Awards and highlights
- 3× All-AFL (1961–1963);

Career AFL statistics
- Interceptions: 22
- Touchdowns: 1
- Sacks: 4
- Stats at Pro Football Reference

= Archie Matsos =

American football player (1934–2021)

Archie Matsos (November 22, 1934 – May 28, 2021) was an American professional football linebacker. He played for the Buffalo Bills from 1960 to 1962, the Oakland Raiders from 1963 to 1965 and the Denver Broncos and San Diego Chargers in 1966.

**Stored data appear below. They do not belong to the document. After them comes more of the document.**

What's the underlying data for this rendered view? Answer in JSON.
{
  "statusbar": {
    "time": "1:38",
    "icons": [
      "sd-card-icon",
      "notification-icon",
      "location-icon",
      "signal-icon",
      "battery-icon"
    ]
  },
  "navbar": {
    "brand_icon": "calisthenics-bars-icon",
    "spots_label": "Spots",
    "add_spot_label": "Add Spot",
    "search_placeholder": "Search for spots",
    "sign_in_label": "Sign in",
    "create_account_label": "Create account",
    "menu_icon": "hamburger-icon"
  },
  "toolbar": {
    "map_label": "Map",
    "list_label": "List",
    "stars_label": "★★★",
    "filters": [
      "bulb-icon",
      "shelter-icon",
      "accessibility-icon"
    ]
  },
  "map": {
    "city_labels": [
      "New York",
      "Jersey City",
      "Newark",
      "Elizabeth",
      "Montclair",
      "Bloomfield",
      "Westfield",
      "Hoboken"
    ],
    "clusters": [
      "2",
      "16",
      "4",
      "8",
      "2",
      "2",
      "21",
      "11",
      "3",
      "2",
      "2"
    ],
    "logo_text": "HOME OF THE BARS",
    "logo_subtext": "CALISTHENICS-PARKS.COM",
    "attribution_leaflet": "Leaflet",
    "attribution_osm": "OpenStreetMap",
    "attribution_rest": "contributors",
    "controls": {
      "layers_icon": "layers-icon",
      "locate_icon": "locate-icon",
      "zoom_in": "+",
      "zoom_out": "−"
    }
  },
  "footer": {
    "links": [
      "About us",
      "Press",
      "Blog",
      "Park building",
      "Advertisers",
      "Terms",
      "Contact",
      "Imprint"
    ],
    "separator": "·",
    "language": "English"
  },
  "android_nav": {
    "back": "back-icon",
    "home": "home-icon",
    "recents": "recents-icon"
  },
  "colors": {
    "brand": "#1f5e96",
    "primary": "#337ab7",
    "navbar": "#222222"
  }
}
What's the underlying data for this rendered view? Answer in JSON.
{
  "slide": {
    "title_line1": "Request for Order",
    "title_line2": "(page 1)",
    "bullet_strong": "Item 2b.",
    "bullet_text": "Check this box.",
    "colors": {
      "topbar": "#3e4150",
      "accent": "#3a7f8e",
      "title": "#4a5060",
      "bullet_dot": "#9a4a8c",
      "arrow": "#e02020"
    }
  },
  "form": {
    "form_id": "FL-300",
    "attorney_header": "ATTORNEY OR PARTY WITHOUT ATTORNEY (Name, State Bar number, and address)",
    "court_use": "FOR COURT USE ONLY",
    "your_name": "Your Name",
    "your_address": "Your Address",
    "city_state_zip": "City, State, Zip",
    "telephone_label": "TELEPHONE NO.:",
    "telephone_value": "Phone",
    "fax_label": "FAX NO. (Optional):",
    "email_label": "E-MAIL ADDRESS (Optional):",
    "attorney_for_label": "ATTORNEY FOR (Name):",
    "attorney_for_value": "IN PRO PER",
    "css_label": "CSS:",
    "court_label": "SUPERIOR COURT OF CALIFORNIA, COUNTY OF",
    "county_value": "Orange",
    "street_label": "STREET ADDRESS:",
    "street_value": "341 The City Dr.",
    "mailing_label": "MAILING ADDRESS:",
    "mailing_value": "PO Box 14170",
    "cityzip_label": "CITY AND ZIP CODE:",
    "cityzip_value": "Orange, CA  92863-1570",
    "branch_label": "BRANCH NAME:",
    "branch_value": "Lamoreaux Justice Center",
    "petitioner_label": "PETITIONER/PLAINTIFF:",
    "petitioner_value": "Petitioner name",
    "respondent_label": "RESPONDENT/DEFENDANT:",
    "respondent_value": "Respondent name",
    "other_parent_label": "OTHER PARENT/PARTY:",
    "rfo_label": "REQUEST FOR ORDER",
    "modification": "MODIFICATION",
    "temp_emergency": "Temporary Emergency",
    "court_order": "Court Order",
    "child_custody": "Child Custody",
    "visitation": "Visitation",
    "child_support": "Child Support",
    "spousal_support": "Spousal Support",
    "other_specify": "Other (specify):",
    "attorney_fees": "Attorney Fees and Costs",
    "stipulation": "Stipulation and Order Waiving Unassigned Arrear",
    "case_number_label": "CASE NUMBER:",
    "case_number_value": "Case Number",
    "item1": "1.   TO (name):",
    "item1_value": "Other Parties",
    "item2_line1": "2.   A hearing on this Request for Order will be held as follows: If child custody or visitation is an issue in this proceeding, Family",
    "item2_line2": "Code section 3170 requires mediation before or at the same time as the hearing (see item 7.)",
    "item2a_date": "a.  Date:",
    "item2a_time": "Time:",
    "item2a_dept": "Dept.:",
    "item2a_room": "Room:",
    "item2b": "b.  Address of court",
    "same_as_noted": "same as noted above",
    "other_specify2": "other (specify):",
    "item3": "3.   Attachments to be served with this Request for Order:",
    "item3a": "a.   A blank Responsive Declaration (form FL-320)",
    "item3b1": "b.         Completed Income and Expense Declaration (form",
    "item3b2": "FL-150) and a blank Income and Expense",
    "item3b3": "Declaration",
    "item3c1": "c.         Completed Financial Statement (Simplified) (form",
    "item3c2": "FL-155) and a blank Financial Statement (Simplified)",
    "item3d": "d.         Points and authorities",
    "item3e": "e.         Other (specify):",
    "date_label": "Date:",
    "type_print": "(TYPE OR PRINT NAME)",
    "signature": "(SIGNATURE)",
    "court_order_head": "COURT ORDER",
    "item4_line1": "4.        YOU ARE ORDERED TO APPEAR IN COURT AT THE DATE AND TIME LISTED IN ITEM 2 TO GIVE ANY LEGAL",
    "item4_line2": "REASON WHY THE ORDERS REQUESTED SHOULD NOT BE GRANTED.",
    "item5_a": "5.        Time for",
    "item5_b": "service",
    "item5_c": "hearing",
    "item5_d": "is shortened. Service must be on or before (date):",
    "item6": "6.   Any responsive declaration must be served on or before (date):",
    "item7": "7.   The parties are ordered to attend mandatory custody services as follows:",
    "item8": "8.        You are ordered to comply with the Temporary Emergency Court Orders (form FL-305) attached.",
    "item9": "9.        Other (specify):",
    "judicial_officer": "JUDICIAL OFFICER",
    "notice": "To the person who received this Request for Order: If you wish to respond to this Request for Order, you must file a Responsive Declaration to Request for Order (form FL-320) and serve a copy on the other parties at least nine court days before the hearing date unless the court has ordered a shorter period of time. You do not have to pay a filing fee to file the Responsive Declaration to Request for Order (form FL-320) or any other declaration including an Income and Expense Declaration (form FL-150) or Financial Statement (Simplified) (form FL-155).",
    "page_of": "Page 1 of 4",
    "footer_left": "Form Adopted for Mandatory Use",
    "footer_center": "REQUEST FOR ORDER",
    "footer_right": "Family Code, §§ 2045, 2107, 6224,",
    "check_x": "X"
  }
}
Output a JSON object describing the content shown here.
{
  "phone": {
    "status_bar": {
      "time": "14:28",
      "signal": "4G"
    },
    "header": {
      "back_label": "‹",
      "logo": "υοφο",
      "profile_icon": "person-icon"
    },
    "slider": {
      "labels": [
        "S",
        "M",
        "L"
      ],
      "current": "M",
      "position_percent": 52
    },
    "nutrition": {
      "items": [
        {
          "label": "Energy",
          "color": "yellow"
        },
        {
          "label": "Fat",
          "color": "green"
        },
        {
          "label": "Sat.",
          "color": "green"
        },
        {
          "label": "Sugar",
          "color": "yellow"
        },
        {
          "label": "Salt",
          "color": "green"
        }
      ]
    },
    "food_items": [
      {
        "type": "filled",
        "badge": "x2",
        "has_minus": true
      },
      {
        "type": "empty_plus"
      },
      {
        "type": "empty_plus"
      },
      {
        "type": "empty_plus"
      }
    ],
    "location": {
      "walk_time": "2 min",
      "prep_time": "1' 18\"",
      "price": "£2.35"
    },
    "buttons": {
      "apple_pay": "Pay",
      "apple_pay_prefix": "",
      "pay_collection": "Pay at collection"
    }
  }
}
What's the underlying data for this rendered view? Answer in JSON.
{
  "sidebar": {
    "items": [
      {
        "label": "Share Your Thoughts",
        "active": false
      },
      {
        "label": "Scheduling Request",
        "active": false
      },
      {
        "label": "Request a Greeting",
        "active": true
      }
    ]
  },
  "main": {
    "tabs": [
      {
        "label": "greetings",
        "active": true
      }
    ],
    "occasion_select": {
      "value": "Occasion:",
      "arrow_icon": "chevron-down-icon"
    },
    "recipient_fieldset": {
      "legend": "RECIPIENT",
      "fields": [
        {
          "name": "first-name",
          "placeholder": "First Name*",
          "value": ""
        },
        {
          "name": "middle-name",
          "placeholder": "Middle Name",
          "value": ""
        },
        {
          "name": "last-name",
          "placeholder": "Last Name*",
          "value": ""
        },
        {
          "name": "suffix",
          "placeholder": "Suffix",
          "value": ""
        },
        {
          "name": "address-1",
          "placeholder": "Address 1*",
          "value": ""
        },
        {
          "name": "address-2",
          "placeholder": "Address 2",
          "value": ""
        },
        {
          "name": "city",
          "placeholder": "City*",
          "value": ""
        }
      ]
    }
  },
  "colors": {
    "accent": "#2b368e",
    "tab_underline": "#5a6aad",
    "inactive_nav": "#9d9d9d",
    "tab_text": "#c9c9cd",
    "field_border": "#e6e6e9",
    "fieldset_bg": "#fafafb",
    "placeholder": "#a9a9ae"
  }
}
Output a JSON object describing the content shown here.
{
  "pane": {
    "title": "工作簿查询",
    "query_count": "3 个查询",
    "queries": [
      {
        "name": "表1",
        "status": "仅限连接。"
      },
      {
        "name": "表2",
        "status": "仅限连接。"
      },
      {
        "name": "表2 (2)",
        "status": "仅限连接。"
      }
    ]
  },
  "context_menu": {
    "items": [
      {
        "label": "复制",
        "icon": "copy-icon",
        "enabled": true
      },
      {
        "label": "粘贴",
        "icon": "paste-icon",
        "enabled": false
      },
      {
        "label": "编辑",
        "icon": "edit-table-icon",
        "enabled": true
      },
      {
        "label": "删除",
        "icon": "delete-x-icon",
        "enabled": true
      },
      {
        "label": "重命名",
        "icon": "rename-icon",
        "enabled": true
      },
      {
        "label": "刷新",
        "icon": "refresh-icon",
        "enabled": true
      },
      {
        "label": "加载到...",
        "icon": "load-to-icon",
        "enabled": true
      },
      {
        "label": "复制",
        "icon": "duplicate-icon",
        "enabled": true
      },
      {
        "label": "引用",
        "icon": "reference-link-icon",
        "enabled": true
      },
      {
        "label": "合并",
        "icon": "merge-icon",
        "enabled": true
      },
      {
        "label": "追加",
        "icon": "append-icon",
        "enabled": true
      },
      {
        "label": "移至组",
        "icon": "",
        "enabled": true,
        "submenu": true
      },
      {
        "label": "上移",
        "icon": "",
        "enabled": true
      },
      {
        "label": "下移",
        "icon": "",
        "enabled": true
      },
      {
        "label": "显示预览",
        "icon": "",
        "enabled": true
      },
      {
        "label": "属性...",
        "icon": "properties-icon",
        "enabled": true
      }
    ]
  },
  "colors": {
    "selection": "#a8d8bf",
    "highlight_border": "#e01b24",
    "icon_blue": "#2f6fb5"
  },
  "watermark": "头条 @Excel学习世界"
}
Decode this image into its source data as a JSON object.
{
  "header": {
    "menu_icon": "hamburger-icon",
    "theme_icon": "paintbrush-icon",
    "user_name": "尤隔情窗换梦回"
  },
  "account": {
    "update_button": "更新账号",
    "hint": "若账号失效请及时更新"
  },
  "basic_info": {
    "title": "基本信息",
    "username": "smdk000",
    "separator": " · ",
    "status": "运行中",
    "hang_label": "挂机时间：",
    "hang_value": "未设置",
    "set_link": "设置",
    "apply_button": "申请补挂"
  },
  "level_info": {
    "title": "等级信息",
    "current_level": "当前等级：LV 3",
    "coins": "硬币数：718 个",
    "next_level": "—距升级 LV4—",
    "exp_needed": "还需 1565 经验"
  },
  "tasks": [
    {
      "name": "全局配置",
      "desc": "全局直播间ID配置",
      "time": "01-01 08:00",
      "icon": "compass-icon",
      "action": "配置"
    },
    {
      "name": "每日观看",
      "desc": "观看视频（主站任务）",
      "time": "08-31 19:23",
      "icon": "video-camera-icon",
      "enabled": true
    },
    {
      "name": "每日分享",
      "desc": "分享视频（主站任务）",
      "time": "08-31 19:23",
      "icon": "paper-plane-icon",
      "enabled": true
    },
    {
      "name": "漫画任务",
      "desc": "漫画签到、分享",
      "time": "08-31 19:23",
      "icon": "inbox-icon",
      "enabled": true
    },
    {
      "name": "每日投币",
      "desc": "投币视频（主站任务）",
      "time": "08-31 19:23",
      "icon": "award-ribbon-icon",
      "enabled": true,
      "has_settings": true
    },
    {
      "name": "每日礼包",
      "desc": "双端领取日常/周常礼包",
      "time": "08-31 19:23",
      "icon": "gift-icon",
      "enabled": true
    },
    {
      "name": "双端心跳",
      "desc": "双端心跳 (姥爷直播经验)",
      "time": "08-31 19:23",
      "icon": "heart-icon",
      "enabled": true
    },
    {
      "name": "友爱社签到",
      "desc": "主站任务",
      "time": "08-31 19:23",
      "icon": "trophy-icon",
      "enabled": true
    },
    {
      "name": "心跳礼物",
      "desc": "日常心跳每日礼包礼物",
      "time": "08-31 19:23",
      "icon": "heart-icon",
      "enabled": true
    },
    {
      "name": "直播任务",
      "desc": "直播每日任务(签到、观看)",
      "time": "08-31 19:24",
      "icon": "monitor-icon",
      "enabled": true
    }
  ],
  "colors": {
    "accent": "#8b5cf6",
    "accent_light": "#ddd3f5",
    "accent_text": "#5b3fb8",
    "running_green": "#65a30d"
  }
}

==Early life and college==
Matsos was a multisport standout at Detroit's Redford High School; he played college football at Michigan State University.

==Professional career==
Matsos played for seven seasons in the American Football League for four teams. He was on the Sporting News All-AFL team in 1960 and 1963, and an AFL Eastern Division All-Star in 1961 and 1962.

He died on May 28, 2021, in Lansing, Michigan at age 86.